4. Repeat this process until al the dough is used (D). Join the edges on both ends and if need be slightly tuck them under the main mass to create a smooth finish.


Four Braids

The four braid challah is one of the most attractive shaped challahs and is typified by its height. Starting with the four braid we will number each braid so as not to lose track. This braid may seem complicated, but once you have caught on, it is extremely simple.



1. Lay out the braids as in (A).

2. With your left hand raise braid 3 and with your right hand bring braid 1 under it, all the way to the right, over braid 4. (B)

3. Bring braid 4 up and over braids 3 and 2 all the way to the left. (C)

4. Return braid 1 from the right, to the center, between braids 2 and 3 (D).

5. Bring braid 2 over braids 1 and 3 all the way to the right. (E)

6. Return braid 4 to the center, between braids 1 and 3. (F)

7. Continue this pattern (pulling up to one side and returning the opposite side to the center) until all the dough is used. (G) Join the edges on both ends and if need be slightly tuck them under the main mass to create a smooth finish.


Five Braids

This is by far the most complicated (even more so than the 6 braid), but the result is stupendous, a sea shell shaped challah.



1. Place the braids as shown in (A).

2. Lift braids 1 and 5. Bring braid 5 over and to the outside of braid 2 (B)

3. Pace braid 1 to the inside of braid 2 (C)

4. Twist braids 1 and 2 as shown (D). Place braid 1 inside and parallel to braid 5. Place braid 2 inside and parallel to braid 3.

5. Bring braid 4 across and place between braids 5 and 1 (E)

6. Bring braid 5 to the inside of braid 2 (F)

7. Twist braids 5 and 1 placing braid 5 to the inside of braid 4 and braid 1 to the inside of braid 2 (G)

8. Repeat this until all the dough is used and press the ends together. (H).

9. Turn the loaf so that what was once the right side is now on top. The top will have parallel strands of dough running at an angle to the length of the loaf. (I)


Six Braids



Six Braid Method 1:

One of the easiest braids to make, creating a flatter shaped challah.

1. Arrange the braids as shown in (A)

2. Bring braid 1 over to the inside alongside braid 4 (B)

3. Bring braid 6 over to the inside alongside braid 3 (C)
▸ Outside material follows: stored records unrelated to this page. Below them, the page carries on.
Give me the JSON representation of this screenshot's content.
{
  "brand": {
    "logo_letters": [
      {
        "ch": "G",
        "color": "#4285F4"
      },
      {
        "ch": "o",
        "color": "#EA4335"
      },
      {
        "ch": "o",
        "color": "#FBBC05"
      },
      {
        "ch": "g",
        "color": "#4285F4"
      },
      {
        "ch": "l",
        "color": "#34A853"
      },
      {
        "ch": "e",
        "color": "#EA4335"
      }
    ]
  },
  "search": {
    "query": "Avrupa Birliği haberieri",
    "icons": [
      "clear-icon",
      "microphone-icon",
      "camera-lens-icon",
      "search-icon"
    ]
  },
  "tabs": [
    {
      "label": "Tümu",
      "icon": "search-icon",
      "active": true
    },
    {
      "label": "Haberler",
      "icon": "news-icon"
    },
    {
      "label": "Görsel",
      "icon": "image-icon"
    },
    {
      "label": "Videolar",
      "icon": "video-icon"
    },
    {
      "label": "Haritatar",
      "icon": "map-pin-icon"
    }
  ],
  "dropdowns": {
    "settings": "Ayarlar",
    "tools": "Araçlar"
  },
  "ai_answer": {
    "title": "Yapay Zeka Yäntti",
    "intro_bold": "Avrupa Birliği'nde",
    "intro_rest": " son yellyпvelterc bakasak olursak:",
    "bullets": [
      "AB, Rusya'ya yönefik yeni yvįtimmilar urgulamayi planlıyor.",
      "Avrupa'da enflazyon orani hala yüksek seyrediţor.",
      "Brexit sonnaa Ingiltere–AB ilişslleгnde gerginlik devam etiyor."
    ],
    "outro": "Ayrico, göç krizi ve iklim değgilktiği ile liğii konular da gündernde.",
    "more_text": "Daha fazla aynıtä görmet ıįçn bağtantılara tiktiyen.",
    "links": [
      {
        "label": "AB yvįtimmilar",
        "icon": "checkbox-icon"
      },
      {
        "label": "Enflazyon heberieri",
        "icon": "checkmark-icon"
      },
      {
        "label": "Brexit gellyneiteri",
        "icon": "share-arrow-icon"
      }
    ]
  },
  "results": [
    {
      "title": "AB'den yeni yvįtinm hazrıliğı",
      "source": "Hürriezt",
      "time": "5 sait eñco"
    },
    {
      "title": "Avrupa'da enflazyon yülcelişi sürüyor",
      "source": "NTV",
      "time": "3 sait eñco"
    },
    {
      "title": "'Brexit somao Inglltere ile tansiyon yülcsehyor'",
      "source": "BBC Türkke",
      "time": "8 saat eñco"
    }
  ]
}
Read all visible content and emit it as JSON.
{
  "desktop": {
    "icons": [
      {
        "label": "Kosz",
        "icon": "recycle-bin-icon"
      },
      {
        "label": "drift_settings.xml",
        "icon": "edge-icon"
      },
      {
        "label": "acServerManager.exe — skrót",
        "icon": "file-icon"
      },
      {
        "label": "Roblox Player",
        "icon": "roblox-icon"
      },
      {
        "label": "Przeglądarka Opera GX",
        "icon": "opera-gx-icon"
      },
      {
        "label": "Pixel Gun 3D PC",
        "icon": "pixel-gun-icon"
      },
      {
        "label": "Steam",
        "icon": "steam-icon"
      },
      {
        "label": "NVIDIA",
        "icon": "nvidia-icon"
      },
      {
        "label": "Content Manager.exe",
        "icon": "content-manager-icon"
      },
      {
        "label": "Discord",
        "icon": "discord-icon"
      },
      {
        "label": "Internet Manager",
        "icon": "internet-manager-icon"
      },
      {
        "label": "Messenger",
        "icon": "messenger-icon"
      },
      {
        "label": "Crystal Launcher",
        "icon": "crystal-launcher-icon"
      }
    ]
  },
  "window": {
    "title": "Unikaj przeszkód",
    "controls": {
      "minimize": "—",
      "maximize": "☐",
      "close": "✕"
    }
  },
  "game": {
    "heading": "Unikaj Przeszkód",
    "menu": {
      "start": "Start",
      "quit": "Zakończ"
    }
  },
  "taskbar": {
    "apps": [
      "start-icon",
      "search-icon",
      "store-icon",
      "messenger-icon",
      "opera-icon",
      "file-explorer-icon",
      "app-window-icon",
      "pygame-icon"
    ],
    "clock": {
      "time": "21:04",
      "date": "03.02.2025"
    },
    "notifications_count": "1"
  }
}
4. Continue the pattern bringing the left outer braid to the inside and placing it alongside the innermost right braid, then bringing the outer right braid to the inside, placing it alongside the innermost left braid. Press to close both ends and adjust until you have a symmetrical shape (D).


Six Braid Method 2:

This is very similar in concept and appearance to the 4 braid.

1. Arrange the braids as shown in (A)

2. Lift braid 4 and swing braid 1 under braid 4 and above braids 5 and 6, to the right hand side (B)

3. Bring braid 6 up and over to the far left side. Return braid 1 to the center alongside braid 3 (C)

4. Bring braid 2 up and over to the far right side.. Return braid 6 to the center alongside braid 4 (D)

5. Repeat the pattern until all the dough is used. (E) Press the ends together to create a smooth finish.


That's it for now. All you need to know about braiding challahs. Don't try absorb it all at once. Start with one method, perfect it and practise, practise, practise until it is embedded in your neural patterns. Then start on another and repeat the process. You should eventually become like me, that if someone wakes me up at 3 in the morning and asks me to do a 5 braid, I could do it with my eyes closed.